India can make world’s cheapest nuclear reactors, Department of Atomic Energy chief says
MUMBAI: Now, India can build cheaper nuclear reactors, than even South Korea. Talking to TOI on the eve of his retirement, Dr Srikumar Banerjee, secretary in the Department of Atomic Energy (DAE), said India can now manufacture nuclear reactors at $1,700 per unit. Come May, Banerjee will make way for Ratan Sinha, currently director of Bhabha Atomic Research Centre (BARC), who will take over as secretary, DAE.
"We are now the world's most economical manufacturer of nuclear reactors.
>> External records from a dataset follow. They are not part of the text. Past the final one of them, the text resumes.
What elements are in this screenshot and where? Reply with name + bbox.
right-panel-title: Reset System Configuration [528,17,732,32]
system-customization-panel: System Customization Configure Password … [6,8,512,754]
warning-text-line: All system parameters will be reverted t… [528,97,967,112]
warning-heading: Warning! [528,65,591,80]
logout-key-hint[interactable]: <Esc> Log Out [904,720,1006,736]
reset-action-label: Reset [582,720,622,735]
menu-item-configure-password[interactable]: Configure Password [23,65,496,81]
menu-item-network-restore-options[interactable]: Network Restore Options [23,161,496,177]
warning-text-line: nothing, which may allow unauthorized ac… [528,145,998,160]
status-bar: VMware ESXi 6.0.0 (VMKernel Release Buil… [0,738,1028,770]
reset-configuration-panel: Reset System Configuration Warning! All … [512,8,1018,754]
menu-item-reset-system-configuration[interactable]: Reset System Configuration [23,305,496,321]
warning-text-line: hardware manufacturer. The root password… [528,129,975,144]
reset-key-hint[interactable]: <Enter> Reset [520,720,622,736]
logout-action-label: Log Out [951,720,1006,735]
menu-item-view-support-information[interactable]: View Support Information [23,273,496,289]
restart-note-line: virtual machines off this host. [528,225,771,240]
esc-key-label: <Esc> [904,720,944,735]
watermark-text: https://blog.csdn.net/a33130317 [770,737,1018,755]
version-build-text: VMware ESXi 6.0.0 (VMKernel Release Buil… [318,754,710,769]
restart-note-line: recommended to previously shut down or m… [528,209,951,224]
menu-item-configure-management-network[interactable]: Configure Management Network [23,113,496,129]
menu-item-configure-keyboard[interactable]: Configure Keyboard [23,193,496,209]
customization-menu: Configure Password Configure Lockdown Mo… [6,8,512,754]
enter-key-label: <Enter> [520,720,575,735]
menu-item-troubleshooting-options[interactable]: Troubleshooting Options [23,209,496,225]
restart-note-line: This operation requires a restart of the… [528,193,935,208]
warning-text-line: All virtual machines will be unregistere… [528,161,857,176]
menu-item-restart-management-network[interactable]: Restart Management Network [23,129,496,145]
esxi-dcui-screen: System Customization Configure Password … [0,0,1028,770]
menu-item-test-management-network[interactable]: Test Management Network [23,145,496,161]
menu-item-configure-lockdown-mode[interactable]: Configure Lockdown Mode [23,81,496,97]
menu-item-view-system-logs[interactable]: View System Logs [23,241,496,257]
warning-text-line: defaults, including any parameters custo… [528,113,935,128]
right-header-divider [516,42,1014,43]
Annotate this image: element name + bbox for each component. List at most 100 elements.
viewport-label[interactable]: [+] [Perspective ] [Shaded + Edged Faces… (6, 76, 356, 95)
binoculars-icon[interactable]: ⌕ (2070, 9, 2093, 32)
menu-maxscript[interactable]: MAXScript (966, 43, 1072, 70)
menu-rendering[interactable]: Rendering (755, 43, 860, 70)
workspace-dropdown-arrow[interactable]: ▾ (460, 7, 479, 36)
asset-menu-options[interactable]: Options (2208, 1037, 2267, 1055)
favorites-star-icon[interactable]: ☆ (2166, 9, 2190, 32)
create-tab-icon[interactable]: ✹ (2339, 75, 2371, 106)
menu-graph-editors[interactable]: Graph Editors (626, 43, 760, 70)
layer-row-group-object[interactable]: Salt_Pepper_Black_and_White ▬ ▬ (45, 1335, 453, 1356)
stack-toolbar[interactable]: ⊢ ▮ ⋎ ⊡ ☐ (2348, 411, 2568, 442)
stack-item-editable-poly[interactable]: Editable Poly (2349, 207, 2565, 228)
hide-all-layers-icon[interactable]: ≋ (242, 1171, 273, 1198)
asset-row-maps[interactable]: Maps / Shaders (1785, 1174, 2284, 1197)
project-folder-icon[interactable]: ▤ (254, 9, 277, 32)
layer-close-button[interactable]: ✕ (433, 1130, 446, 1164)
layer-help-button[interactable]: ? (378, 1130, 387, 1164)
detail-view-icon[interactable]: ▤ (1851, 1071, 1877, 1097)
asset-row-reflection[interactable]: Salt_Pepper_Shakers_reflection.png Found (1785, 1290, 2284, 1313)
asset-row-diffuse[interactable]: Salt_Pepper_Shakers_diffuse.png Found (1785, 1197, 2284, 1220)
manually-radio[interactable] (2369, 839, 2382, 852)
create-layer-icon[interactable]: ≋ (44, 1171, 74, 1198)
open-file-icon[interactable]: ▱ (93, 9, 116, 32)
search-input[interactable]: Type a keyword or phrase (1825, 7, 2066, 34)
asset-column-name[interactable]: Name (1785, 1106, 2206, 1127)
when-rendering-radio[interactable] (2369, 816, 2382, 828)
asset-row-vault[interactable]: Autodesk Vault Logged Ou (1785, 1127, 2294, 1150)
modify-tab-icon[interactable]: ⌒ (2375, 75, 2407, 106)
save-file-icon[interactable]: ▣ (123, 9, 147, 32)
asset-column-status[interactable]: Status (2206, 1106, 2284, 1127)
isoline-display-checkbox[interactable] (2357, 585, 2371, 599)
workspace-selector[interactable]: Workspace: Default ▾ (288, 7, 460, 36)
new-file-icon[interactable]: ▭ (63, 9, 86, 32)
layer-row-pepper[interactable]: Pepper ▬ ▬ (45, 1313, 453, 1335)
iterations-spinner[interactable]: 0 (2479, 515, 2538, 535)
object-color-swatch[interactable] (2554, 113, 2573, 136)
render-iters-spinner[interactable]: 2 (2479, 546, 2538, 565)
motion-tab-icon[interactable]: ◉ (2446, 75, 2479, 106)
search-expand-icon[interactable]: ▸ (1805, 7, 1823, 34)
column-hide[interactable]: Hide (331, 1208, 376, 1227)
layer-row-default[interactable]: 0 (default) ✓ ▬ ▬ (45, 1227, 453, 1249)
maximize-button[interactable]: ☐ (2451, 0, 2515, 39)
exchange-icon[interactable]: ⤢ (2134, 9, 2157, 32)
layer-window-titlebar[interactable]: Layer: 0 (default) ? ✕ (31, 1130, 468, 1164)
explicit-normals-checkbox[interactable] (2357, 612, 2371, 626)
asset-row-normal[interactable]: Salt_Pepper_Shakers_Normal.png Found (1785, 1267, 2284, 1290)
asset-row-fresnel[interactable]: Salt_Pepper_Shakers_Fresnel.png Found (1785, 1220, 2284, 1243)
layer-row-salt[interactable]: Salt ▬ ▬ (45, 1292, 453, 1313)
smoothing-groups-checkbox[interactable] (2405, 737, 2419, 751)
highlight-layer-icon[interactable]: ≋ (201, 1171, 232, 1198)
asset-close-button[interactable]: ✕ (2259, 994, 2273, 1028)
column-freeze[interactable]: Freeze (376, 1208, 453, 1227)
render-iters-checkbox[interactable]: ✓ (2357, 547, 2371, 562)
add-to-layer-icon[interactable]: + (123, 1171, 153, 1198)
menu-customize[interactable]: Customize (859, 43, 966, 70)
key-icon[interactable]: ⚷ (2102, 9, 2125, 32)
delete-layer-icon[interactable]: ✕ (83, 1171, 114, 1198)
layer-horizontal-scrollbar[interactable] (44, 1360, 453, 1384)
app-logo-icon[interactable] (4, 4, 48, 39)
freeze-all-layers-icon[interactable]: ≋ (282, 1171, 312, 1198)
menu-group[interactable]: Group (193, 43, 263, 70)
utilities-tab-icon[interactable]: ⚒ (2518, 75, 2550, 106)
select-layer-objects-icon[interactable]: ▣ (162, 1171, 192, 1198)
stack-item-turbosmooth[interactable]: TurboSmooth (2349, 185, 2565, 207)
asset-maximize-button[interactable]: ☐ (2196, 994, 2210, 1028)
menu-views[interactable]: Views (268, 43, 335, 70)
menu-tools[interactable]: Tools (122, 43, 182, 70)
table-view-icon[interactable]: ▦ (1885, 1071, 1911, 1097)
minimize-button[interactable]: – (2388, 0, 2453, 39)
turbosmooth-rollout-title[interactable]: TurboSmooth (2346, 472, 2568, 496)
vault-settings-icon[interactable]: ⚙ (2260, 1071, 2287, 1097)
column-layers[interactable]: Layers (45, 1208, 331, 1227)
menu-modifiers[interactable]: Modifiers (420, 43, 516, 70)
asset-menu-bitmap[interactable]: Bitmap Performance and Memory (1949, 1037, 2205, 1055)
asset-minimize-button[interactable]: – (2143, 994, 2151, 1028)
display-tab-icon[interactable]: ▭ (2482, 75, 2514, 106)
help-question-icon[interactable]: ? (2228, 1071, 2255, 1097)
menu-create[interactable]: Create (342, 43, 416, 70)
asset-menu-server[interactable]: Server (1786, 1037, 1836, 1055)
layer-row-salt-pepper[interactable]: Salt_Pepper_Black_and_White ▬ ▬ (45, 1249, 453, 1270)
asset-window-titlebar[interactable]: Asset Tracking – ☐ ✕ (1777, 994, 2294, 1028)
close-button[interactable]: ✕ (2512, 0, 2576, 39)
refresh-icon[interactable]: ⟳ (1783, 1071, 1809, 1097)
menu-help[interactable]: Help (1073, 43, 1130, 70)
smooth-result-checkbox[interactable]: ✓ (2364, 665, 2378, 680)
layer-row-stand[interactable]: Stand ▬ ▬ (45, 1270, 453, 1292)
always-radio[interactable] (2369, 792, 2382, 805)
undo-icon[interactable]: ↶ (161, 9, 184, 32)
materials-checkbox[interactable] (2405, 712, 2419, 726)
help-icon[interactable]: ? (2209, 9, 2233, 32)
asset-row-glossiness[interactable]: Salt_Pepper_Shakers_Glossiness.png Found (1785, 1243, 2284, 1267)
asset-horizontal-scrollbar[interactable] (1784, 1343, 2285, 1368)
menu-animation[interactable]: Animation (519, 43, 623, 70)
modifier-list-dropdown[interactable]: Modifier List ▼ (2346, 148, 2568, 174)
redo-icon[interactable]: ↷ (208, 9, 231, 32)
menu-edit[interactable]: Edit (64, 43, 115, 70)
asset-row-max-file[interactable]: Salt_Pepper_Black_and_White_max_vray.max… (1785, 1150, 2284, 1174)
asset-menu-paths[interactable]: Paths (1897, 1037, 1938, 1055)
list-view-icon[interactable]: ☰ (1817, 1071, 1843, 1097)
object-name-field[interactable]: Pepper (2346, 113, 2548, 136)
Our cost per unit, of $1,700 (for a 700mw reactor) is substantially less than our nearest competitors. The average international cost is now between $2,500 and $3,000 (for a 1,000mw reactor). South Korea demonstrated its ability to build nuclear reactors for less when it wrested a massive reactor deal for the UAE from French giant, Areva, a couple of years ago.
With the protests in Kudankulam piping down, Banerjee said DAE was waiting for a couple of clearances from the Atomic Energy Regulatory Board (AERB) to start Kudankulam-1.
The AERB will have to conduct a robotic inspection of the pressure vessel in the Kudankulam plant. This is done after what they call the "hot run", which is a kind of a rehearsal but without nuclear fuel. "After this, they open the cap of the pressure vessel to do a robotic inspection. Only after clearing this inspection are we allowed to put in nuclear fuel," said Banerjee.
The DAE chief said he was looking at Kudankulam going "critical" by mid-June. "The approach to criticality should happen around that time," he said. "That will be exciting." Six months down the line, Banerjee said the DAE hopes to commission the second Kudankulam plant as well.
Indian companies manufacturing components and systems for nuclear reactors, Banerjee said, can now do the same work for much less cost. For instance, he said, L&T, which supplies many critical components for the Indian nuclear and defence sectors, can make the large reactor vessel in their new Hazira plant. This is something of an achievement because it's traditionally been the preserve of Japanese engineering expertise.
Banerjee was clear that the despite Fukushima, countries like India will have a high demand for nuclear energy. "In the months after Fukushima, we have received expressions of interest from Haryana, Rajasthan and Madhya Pradesh to set up nuclear power plants. We will do all of them," asserted a confident DAE chief.